'I don't think the biotechnology industry would exist without university- industry collaborations. Almost every new biotech company traces its origins directly to an agreement with a university.' - Lita Nelsen, director of technology licensing at the Massachusetts Institute of Technology.
Court Case Against GM Crop Protesters Thrown Out
June 12, 2001
Environmental protesters who cut down and trampled genetically modified maize during a protest against government trials were celebrating after the case against them was thrown out of court today. Charges of aggravated trespass against seven protesters who invaded the 33-acre field at Tolbridge Farm, near Sherborne, Dorset, on July 16 last year were dropped after Weymouth magistrates found no case to answer.
Simon Fairlie, 50, who was among the group being prosecuted, said: "It shows a recognition that people have the right to protest peacefully about something that has been imposed upon them from above without consultation."
The case collapsed after arguments that as there were no people present in the field at the time of the protest, the charge of aggravated trespass did not stand up.

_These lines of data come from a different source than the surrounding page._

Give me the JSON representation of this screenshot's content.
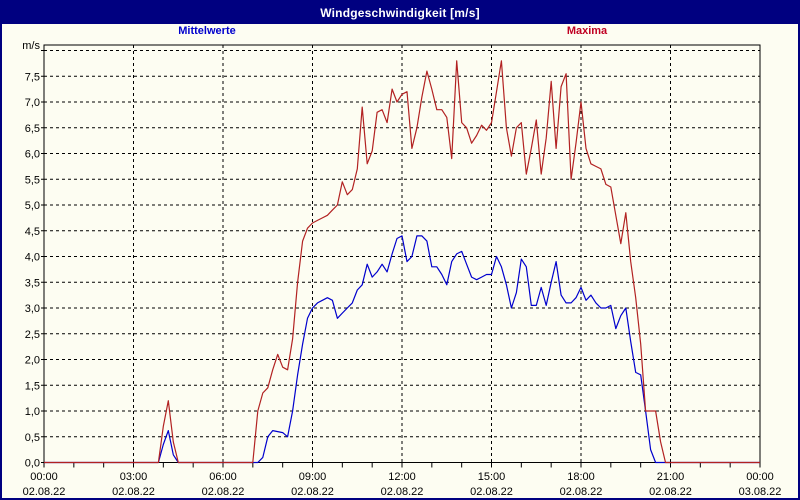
{
  "window": {
    "title": "Windgeschwindigkeit [m/s]",
    "title_bar_color": "#000080",
    "background_color": "#fdfdf2",
    "border_color": "#000080"
  },
  "legend": {
    "mittelwerte": {
      "label": "Mittelwerte",
      "color": "#0000CD"
    },
    "maxima": {
      "label": "Maxima",
      "color": "#C00023"
    }
  },
  "chart_data": {
    "type": "line",
    "title": "Windgeschwindigkeit [m/s]",
    "grid": "dashed",
    "y_axis": {
      "unit_label": "m/s",
      "ylim": [
        0,
        8
      ],
      "tick_step": 0.5,
      "tick_values": [
        0,
        0.5,
        1,
        1.5,
        2,
        2.5,
        3,
        3.5,
        4,
        4.5,
        5,
        5.5,
        6,
        6.5,
        7,
        7.5
      ],
      "tick_labels": [
        "0,0",
        "0,5",
        "1,0",
        "1,5",
        "2,0",
        "2,5",
        "3,0",
        "3,5",
        "4,0",
        "4,5",
        "5,0",
        "5,5",
        "6,0",
        "6,5",
        "7,0",
        "7,5"
      ]
    },
    "x_axis": {
      "total_minutes": 1440,
      "major_tick_minutes": 180,
      "minor_tick_minutes": 60,
      "ticks": [
        {
          "time": "00:00",
          "date": "02.08.22"
        },
        {
          "time": "03:00",
          "date": "02.08.22"
        },
        {
          "time": "06:00",
          "date": "02.08.22"
        },
        {
          "time": "09:00",
          "date": "02.08.22"
        },
        {
          "time": "12:00",
          "date": "02.08.22"
        },
        {
          "time": "15:00",
          "date": "02.08.22"
        },
        {
          "time": "18:00",
          "date": "02.08.22"
        },
        {
          "time": "21:00",
          "date": "02.08.22"
        },
        {
          "time": "00:00",
          "date": "03.08.22"
        }
      ]
    },
    "sample_step_minutes": 10,
    "series": [
      {
        "name": "Mittelwerte",
        "color": "#0000CD",
        "values": [
          0,
          0,
          0,
          0,
          0,
          0,
          0,
          0,
          0,
          0,
          0,
          0,
          0,
          0,
          0,
          0,
          0,
          0,
          0,
          0,
          0,
          0,
          0,
          0,
          0.35,
          0.62,
          0.15,
          0,
          0,
          0,
          0,
          0,
          0,
          0,
          0,
          0,
          0,
          0,
          0,
          0,
          0,
          0,
          0,
          0,
          0.1,
          0.5,
          0.62,
          0.6,
          0.58,
          0.5,
          1.0,
          1.7,
          2.3,
          2.8,
          3.0,
          3.1,
          3.15,
          3.2,
          3.15,
          2.8,
          2.9,
          3.0,
          3.1,
          3.35,
          3.45,
          3.85,
          3.6,
          3.7,
          3.85,
          3.7,
          4.05,
          4.35,
          4.4,
          3.9,
          4.0,
          4.4,
          4.4,
          4.3,
          3.8,
          3.8,
          3.65,
          3.45,
          3.9,
          4.05,
          4.1,
          3.85,
          3.6,
          3.55,
          3.6,
          3.65,
          3.65,
          4.0,
          3.8,
          3.45,
          3.0,
          3.3,
          3.95,
          3.8,
          3.05,
          3.05,
          3.4,
          3.05,
          3.5,
          3.9,
          3.25,
          3.1,
          3.1,
          3.2,
          3.4,
          3.15,
          3.25,
          3.1,
          3.0,
          3.0,
          3.05,
          2.6,
          2.85,
          3.0,
          2.35,
          1.75,
          1.7,
          1.0,
          0.25,
          0,
          0,
          0,
          0,
          0,
          0,
          0,
          0,
          0,
          0,
          0,
          0,
          0,
          0,
          0,
          0,
          0,
          0,
          0,
          0,
          0,
          0
        ]
      },
      {
        "name": "Maxima",
        "color": "#B22222",
        "values": [
          0,
          0,
          0,
          0,
          0,
          0,
          0,
          0,
          0,
          0,
          0,
          0,
          0,
          0,
          0,
          0,
          0,
          0,
          0,
          0,
          0,
          0,
          0,
          0,
          0.7,
          1.2,
          0.4,
          0,
          0,
          0,
          0,
          0,
          0,
          0,
          0,
          0,
          0,
          0,
          0,
          0,
          0,
          0,
          0,
          1.0,
          1.35,
          1.45,
          1.8,
          2.1,
          1.85,
          1.8,
          2.4,
          3.5,
          4.3,
          4.55,
          4.65,
          4.7,
          4.75,
          4.8,
          4.9,
          5.0,
          5.45,
          5.2,
          5.3,
          5.7,
          6.9,
          5.8,
          6.05,
          6.8,
          6.85,
          6.6,
          7.25,
          7.0,
          7.15,
          7.2,
          6.1,
          6.5,
          7.1,
          7.6,
          7.25,
          6.85,
          6.85,
          6.7,
          5.9,
          7.8,
          6.6,
          6.5,
          6.2,
          6.35,
          6.55,
          6.45,
          6.6,
          7.2,
          7.8,
          6.5,
          5.95,
          6.5,
          6.6,
          5.6,
          6.1,
          6.65,
          5.6,
          6.3,
          7.4,
          6.1,
          7.3,
          7.55,
          5.5,
          6.2,
          7.0,
          6.1,
          5.8,
          5.75,
          5.7,
          5.4,
          5.35,
          4.8,
          4.25,
          4.85,
          3.9,
          3.2,
          2.3,
          1.0,
          1.0,
          1.0,
          0.4,
          0,
          0,
          0,
          0,
          0,
          0,
          0,
          0,
          0,
          0,
          0,
          0,
          0,
          0,
          0,
          0,
          0,
          0,
          0,
          0
        ]
      }
    ]
  }
}
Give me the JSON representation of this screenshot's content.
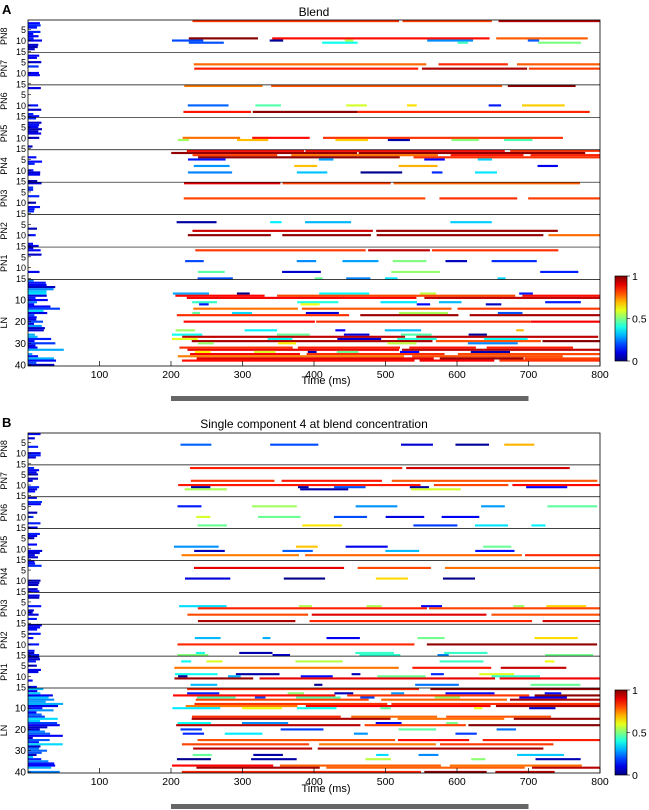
{
  "chart_data": [
    {
      "type": "heatmap",
      "panel_label": "A",
      "title": "Blend",
      "xlabel": "Time (ms)",
      "ylabel": "",
      "xlim": [
        0,
        800
      ],
      "xticks": [
        100,
        200,
        300,
        400,
        500,
        600,
        700,
        800
      ],
      "stimulus_window_ms": [
        200,
        700
      ],
      "groups": [
        {
          "name": "PN8",
          "rows": 15,
          "ticks": [
            5,
            10,
            15
          ]
        },
        {
          "name": "PN7",
          "rows": 15,
          "ticks": [
            5,
            10,
            15
          ]
        },
        {
          "name": "PN6",
          "rows": 15,
          "ticks": [
            5,
            10,
            15
          ]
        },
        {
          "name": "PN5",
          "rows": 15,
          "ticks": [
            5,
            10,
            15
          ]
        },
        {
          "name": "PN4",
          "rows": 15,
          "ticks": [
            5,
            10,
            15
          ]
        },
        {
          "name": "PN3",
          "rows": 15,
          "ticks": [
            5,
            10,
            15
          ]
        },
        {
          "name": "PN2",
          "rows": 15,
          "ticks": [
            5,
            10,
            15
          ]
        },
        {
          "name": "PN1",
          "rows": 15,
          "ticks": [
            5,
            10,
            15
          ]
        },
        {
          "name": "LN",
          "rows": 40,
          "ticks": [
            10,
            20,
            30,
            40
          ]
        }
      ],
      "colorbar": {
        "min": 0,
        "max": 1,
        "ticks": [
          0,
          0.5,
          1
        ],
        "colormap": "jet"
      },
      "colors": {
        "low": "#1f2f8f",
        "mid": "#8ee6c8",
        "high": "#8a0f12"
      }
    },
    {
      "type": "heatmap",
      "panel_label": "B",
      "title": "Single component 4 at blend concentration",
      "xlabel": "Time (ms)",
      "ylabel": "",
      "xlim": [
        0,
        800
      ],
      "xticks": [
        100,
        200,
        300,
        400,
        500,
        600,
        700,
        800
      ],
      "stimulus_window_ms": [
        200,
        700
      ],
      "groups": [
        {
          "name": "PN8",
          "rows": 15,
          "ticks": [
            5,
            10,
            15
          ]
        },
        {
          "name": "PN7",
          "rows": 15,
          "ticks": [
            5,
            10,
            15
          ]
        },
        {
          "name": "PN6",
          "rows": 15,
          "ticks": [
            5,
            10,
            15
          ]
        },
        {
          "name": "PN5",
          "rows": 15,
          "ticks": [
            5,
            10,
            15
          ]
        },
        {
          "name": "PN4",
          "rows": 15,
          "ticks": [
            5,
            10,
            15
          ]
        },
        {
          "name": "PN3",
          "rows": 15,
          "ticks": [
            5,
            10,
            15
          ]
        },
        {
          "name": "PN2",
          "rows": 15,
          "ticks": [
            5,
            10,
            15
          ]
        },
        {
          "name": "PN1",
          "rows": 15,
          "ticks": [
            5,
            10,
            15
          ]
        },
        {
          "name": "LN",
          "rows": 40,
          "ticks": [
            10,
            20,
            30,
            40
          ]
        }
      ],
      "colorbar": {
        "min": 0,
        "max": 1,
        "ticks": [
          0,
          0.5,
          1
        ],
        "colormap": "jet"
      },
      "colors": {
        "low": "#1f2f8f",
        "mid": "#8ee6c8",
        "high": "#8a0f12"
      }
    }
  ]
}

Along with Mr Fairlie, fellow organic farmers David Cooper, 37, Michael Zair, 58, both of Stoke sub Hamdon, Somerset, Christopher Black, 45, of Glastonbury, Somerset, Rowan Tilly, 43, of Brighton, Jacob Hooker, 25, of Chard, Somerset, and Julie Horn, 37, of Salisbury, Wilts, protested outside the court after the case collapsed.
About a third of the crop was destroyed in the non-violent protest, which saw protesters in white protective suits and others dressed as the grim reaper carry out their action in front of police cameras.
The trial of the genetically modified maize, which covered half the field, was organised by Aventis as part of a test of herbicide resistance.
After the case was dismissed this morning following a full day of trial yesterday, protester Rowan Tilly said: "Protesting is not only right, it is our responsibility if the people meant to be looking after our affairs are not doing it for us."
The maize trial was one of 13 last year, with a further 28 this year.